Home theaters range in complexity from a combined high definition screen and home theater audio in the family room to entire rooms dedicated to creating a home theater experience. I'm going to focus on the first group because it more accurately represents my own situation. I'd love to have a room dedicated to home theater, but I don't have the option because the amount of space I have available is limited and I don't think the people we are renting from would appreciate a makeover of the house.

Filling the Room with Sound

The whole point of surround sound is to immerse the listener in the audio experience. If the speakers you choose are too small for the room your home theater is located in or if you purchase speakers too big for the room, the audio experience is ultimately lacking. There's a careful compromise between too much sound for the room and too much room for the sound. When your home theater space spills over into another room, as is the case with the living room and dining room in my house, things get even more complicated because it's necessary to account for the extra space in the room, even though we won't be using the entire space for the home theater. For a bigger room, make sure the speakers are capable of filling the room with sound.

Receiving All Your Components

Before you buy a home theater receiver, take inventory of how many components you will be connecting. Also determine how many connections will be required from the receiver to the back of the HDTV. If your home theater has a DVD player, a VCR, a CD player, a Media Center PC, and a cassette deck, a Sony Play Station and Game Cube, you need to be sure the home theater receiver you choose will accommodate all the connections for those devices, especially because five of those seven devices all need to display something on the screen for you to get anything out of the experience.

If you're doing surround sound on a budget, I still like the Onkyo TX-SR502 with 6.1 channel surround sound supporting Dolby Digital EX, DTS-ES, DTS 96/24, DTS Neo:6 and Dolby Pro Logic IIx. The subwoofer crossover is adjustable for optimizing bass response. It offers two component video inputs in addition to three S-video or RCA video in connections, which is enough for the scenario described above. CD and Tape audio only connections, as well as a digital audio in round out the input selection. The key area where this receiver is lacking is in upconversion from S-video to component output or RCA to S-video output, so the potential exists for needing three connections from your receiver to the back of the screen. Consider this a great starting point with plenty of alternatives for larger budgets.

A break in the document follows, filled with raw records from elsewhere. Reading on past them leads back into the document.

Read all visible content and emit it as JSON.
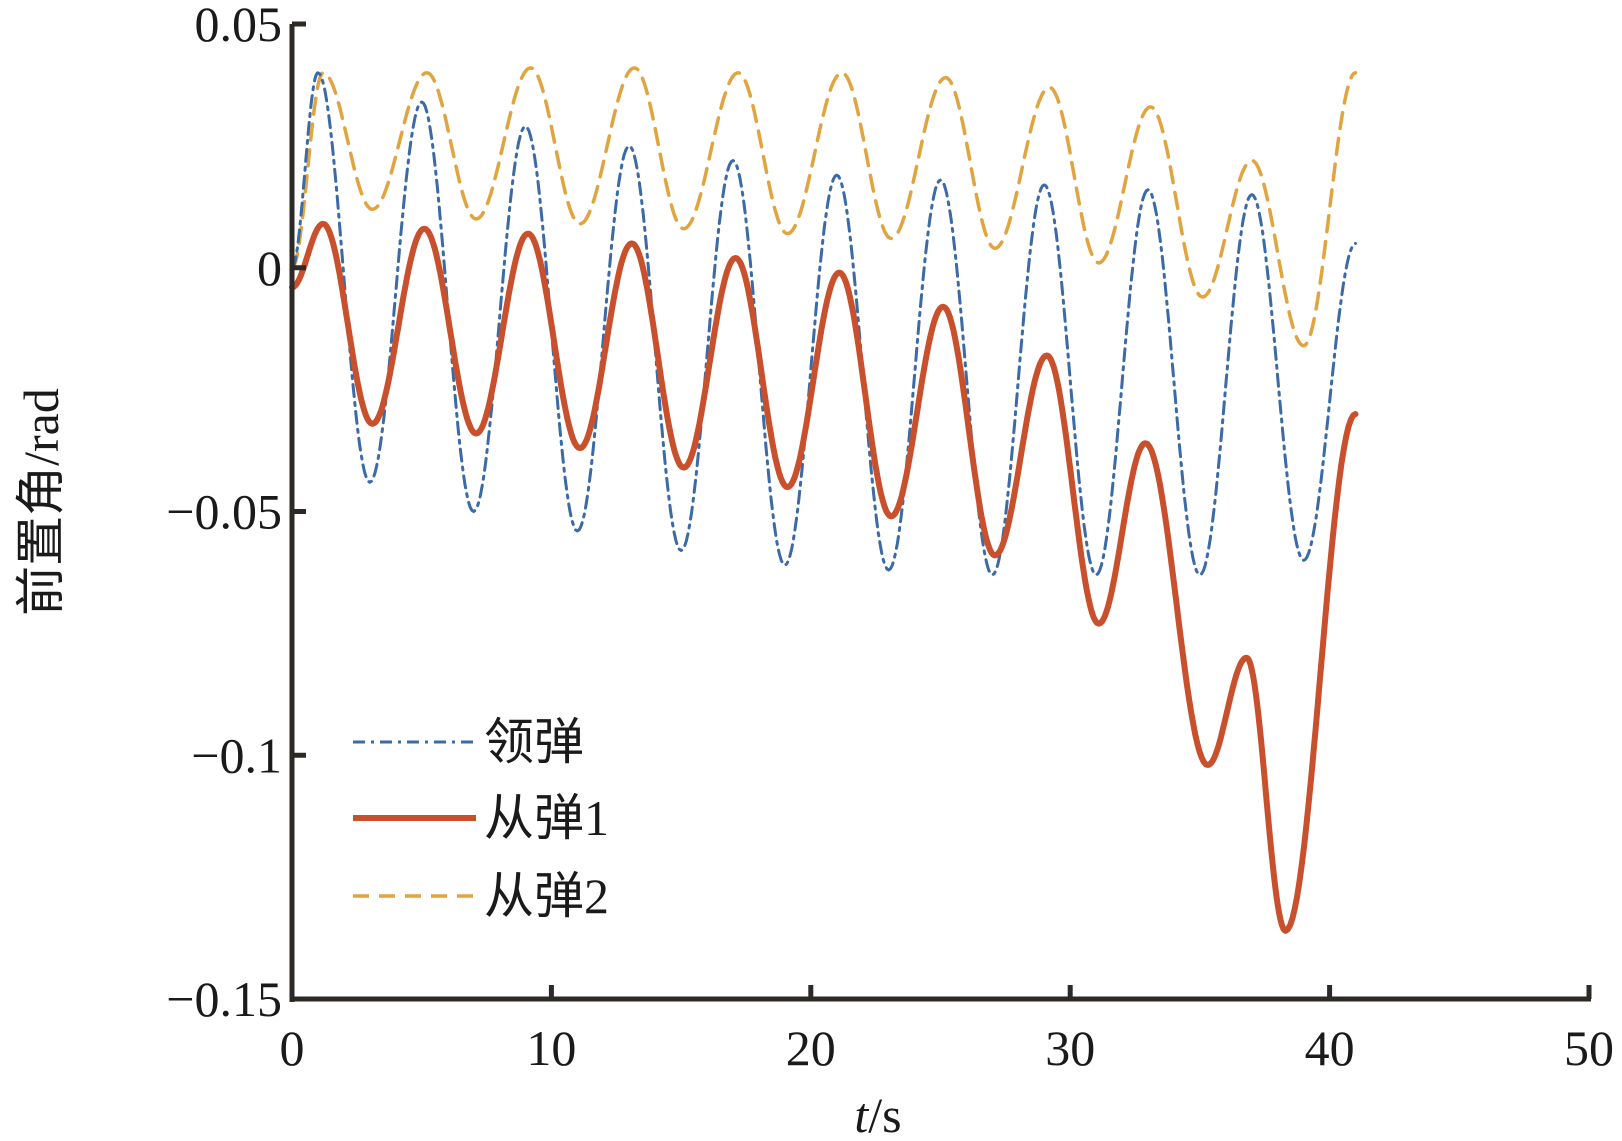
{
  "chart_data": {
    "type": "line",
    "title": "",
    "xlabel_italic": "t",
    "xlabel_rest": "/s",
    "ylabel": "前置角/rad",
    "xlim": [
      0,
      50
    ],
    "ylim": [
      -0.15,
      0.05
    ],
    "xticks": [
      0,
      10,
      20,
      30,
      40,
      50
    ],
    "xtick_labels": [
      "0",
      "10",
      "20",
      "30",
      "40",
      "50"
    ],
    "yticks": [
      0.05,
      0,
      -0.05,
      -0.1,
      -0.15
    ],
    "ytick_labels": [
      "0.05",
      "0",
      "−0.05",
      "−0.1",
      "−0.15"
    ],
    "grid": false,
    "legend_position": "lower-left",
    "series": [
      {
        "name": "领弹",
        "style": "dashdot",
        "color": "#3b6aa6",
        "start": 0.0,
        "end": 0.005,
        "t_end": 41,
        "peaks_t": [
          1,
          5,
          9,
          13,
          17,
          21,
          25,
          29,
          33,
          37
        ],
        "peaks": [
          0.04,
          0.034,
          0.029,
          0.025,
          0.022,
          0.019,
          0.018,
          0.017,
          0.016,
          0.015
        ],
        "troughs_t": [
          3,
          7,
          11,
          15,
          19,
          23,
          27,
          31,
          35,
          39
        ],
        "troughs": [
          -0.044,
          -0.05,
          -0.054,
          -0.058,
          -0.061,
          -0.062,
          -0.063,
          -0.063,
          -0.063,
          -0.06
        ]
      },
      {
        "name": "从弹1",
        "style": "solid",
        "color": "#c9502c",
        "start": -0.004,
        "end": -0.03,
        "t_end": 41,
        "peaks_t": [
          1.2,
          5.1,
          9.1,
          13.1,
          17.1,
          21.1,
          25.1,
          29.1,
          32.9,
          36.8
        ],
        "peaks": [
          0.009,
          0.008,
          0.007,
          0.005,
          0.002,
          -0.001,
          -0.008,
          -0.018,
          -0.036,
          -0.08
        ],
        "troughs_t": [
          3.1,
          7.1,
          11.1,
          15.1,
          19.1,
          23.1,
          27.1,
          31.1,
          35.3,
          38.3
        ],
        "troughs": [
          -0.032,
          -0.034,
          -0.037,
          -0.041,
          -0.045,
          -0.051,
          -0.059,
          -0.073,
          -0.102,
          -0.136
        ]
      },
      {
        "name": "从弹2",
        "style": "dashed",
        "color": "#e0a440",
        "start": 0.0,
        "end": 0.04,
        "t_end": 41,
        "peaks_t": [
          1.2,
          5.2,
          9.2,
          13.2,
          17.2,
          21.2,
          25.2,
          29.2,
          33.1,
          37.0
        ],
        "peaks": [
          0.04,
          0.04,
          0.041,
          0.041,
          0.04,
          0.04,
          0.039,
          0.037,
          0.033,
          0.022
        ],
        "troughs_t": [
          3.1,
          7.1,
          11.1,
          15.1,
          19.1,
          23.1,
          27.1,
          31.1,
          35.1,
          39.0
        ],
        "troughs": [
          0.012,
          0.01,
          0.009,
          0.008,
          0.007,
          0.006,
          0.004,
          0.001,
          -0.006,
          -0.016
        ]
      }
    ]
  }
}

Buy Your Subwoofer Separately

It's tempting to buy one of those all-in-one surround sound packages with front, center, and rear speakers bundled with a subwoofer. The result may be less than desirable because the speakers are almost never perfectly sized for the room you want to use them in. For large rooms, like the situation I describe with the living room area and dining room forming one massive room, bass can easily get lost if the subwoofer isn't appropriately sized to fit the room. Buy purchasing the subwoofer separate from other speakers you get exactly the subwoofer optimized for your listening area.

Matching Tones

While buying a subwoofer designed for your listening space is better than buying a speaker bundle it's still a good idea to have some brand loyalty in buying. Speakers from different manufacturers have slightly different tones to the way they reproduce sound, which can mean that a particular speaker (or speaker pair) will stick out slightly if it doesn't match with the others. Buying all your speakers from one manufacturer will generally prevent this although if you're willing to invest some careful listening, it may be possible to create a tonally balanced set of speakers across brands.

Demo on the Showroom Floor

It's almost impossible to get an accurate sound picture on the showroom floor that translates directly to your listening environment at home, but there are a few tricks that will help make sure the speakers are solid. First, make sure you know the return and exchange policy; if you really hate the speakers in your home setup you want the option of exchanging them for something better. Listen for subtleties of sound in the appropriate speakers; for talk programming make sure voices are clear in the center channel and that you can hear speech clearly. For a great surround test, the pod race in Episode I remains one of the greatest surround samples on DVD. As a matter of personal taste, I have no interest in music performances in surround, but if you enjoy a full-bodied music experience, bring a few CDs or DVD-A disc to the store and test the speakers for a dynamic range of music as well (in my case, I make sure the front channels deliver a truckload of performance with the vocalist in my face from the center channel).